Medium residual risk: failure to address the issue or progress the work could impact on operational objectives and should be of concern to senior management. Prompt specific action should be taken.

Low residual risk: matters that individually have no major impact on achieving the service's objectives, but when combined with others could give cause for concern. Specific remedial action is desirable.

Status of agreed actions

Original audit assurance rating

˜

Moderate

See Appendix 1 for Rating Definitions

Number of actions

Implemented

Superseded

A follow-up audit has been conducted to determine the progress made by Lancashire Fire and Rescue Service to implement the agreed actions in the internal audit report; Training, Learning and Development, issued in August 2021. It provided moderate assurance over adequacy and effectiveness of the controls in place to ensure that operational personnel can demonstrate ongoing compliance with the competencies required for their role.
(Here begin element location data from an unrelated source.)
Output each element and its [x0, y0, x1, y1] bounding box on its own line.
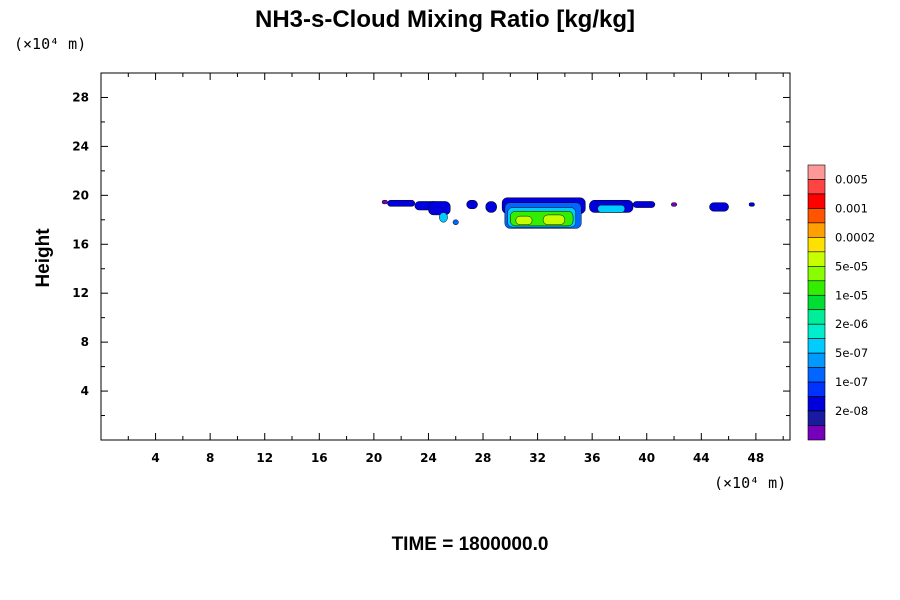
y-tick-label: 8 [81, 335, 89, 349]
colorbar-swatch [807, 208, 826, 224]
colorbar-swatch [807, 338, 826, 354]
y-tick-label: 20 [72, 188, 89, 202]
y-unit-label: (×10⁴ m) [14, 35, 86, 53]
colorbar-label: 2e-08 [835, 404, 868, 418]
colorbar-label: 0.0002 [835, 230, 875, 244]
x-tick-label: 12 [256, 451, 273, 465]
colorbar-swatch [807, 396, 826, 412]
y-tick-label: 4 [81, 384, 89, 398]
colorbar-swatch [807, 251, 826, 267]
cloud-region-15 [597, 204, 626, 213]
cloud-region-13 [542, 214, 566, 225]
y-tick-label: 16 [72, 237, 89, 251]
colorbar-label: 1e-05 [835, 288, 868, 302]
y-axis-title: Height [33, 228, 54, 288]
x-tick-label: 4 [151, 451, 159, 465]
colorbar-swatch [807, 266, 826, 282]
x-tick-label: 8 [206, 451, 214, 465]
colorbar-label: 1e-07 [835, 375, 868, 389]
x-unit-label: (×10⁴ m) [714, 474, 786, 492]
colorbar-label: 0.005 [835, 172, 868, 186]
cloud-region-4 [439, 212, 448, 223]
plot-frame [100, 72, 791, 441]
chart-title: NH3-s-Cloud Mixing Ratio [kg/kg] [255, 6, 635, 33]
x-axis: 4 8 12 16 20 24 28 32 36 40 44 48 [127, 73, 784, 465]
x-tick-label: 36 [584, 451, 601, 465]
colorbar-swatch [807, 222, 826, 238]
colorbar-swatch [807, 179, 826, 195]
cloud-region-5 [452, 219, 459, 225]
cloud-region-18 [709, 202, 729, 212]
colorbar-label: 2e-06 [835, 317, 868, 331]
x-tick-label: 20 [366, 451, 383, 465]
cloud-region-17 [671, 202, 678, 207]
time-label: TIME = 1800000.0 [392, 534, 549, 555]
cloud-region-12 [515, 215, 533, 225]
cloud-field [381, 197, 755, 229]
y-tick-label: 24 [72, 139, 89, 153]
cloud-region-0 [381, 199, 388, 205]
colorbar-swatch [807, 294, 826, 311]
x-tick-label: 48 [748, 451, 765, 465]
colorbar: 0.005 0.001 0.0002 5e-05 1e-05 2e-06 5e-07 1e-0… [807, 164, 875, 441]
colorbar-swatch [807, 280, 826, 296]
colorbar-swatch [807, 367, 826, 383]
x-tick-label: 44 [693, 451, 710, 465]
colorbar-swatch [807, 237, 826, 253]
y-axis: 4 8 12 16 20 24 28 [72, 72, 790, 417]
colorbar-label: 0.001 [835, 201, 868, 215]
cloud-region-19 [748, 202, 755, 207]
colorbar-label: 5e-07 [835, 346, 868, 360]
colorbar-swatch [807, 193, 826, 209]
y-tick-label: 12 [72, 286, 89, 300]
x-tick-label: 28 [475, 451, 492, 465]
y-tick-label: 28 [72, 90, 89, 104]
cloud-region-6 [466, 199, 478, 210]
cloud-region-3 [428, 201, 451, 216]
colorbar-swatch [807, 410, 826, 426]
cloud-region-16 [632, 201, 656, 208]
x-tick-label: 40 [638, 451, 655, 465]
colorbar-swatch [807, 425, 826, 441]
colorbar-swatch [807, 323, 826, 339]
x-tick-label: 32 [529, 451, 546, 465]
colorbar-swatch [807, 164, 826, 180]
x-tick-label: 16 [311, 451, 328, 465]
colorbar-label: 5e-05 [835, 259, 868, 273]
colorbar-swatch [807, 381, 826, 397]
colorbar-swatch [807, 309, 826, 325]
x-tick-label: 24 [420, 451, 437, 465]
cloud-region-1 [387, 199, 416, 207]
cloud-region-7 [485, 201, 497, 213]
colorbar-swatch [807, 352, 826, 368]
Whilst the provision of training and internal assurance arrangements are appropriately structured to support firefighters in maintaining the competencies required for their role, some actions to improve the overall monitoring and reporting arrangements were agreed to obtain greater assurance that training is being undertaken appropriately and learning is embedded.

Four medium risk and three low risk actions were agreed with the Service Training Manager and Head of Improvement and Innovation. Based on the information and evidence provided to us, we are satisfied that good progress has been made in implementing the agreed actions. There is now a Training Plan in place, management are aware of and monitor the training needs to ensure completion and monitoring is also in place for actions from station visits.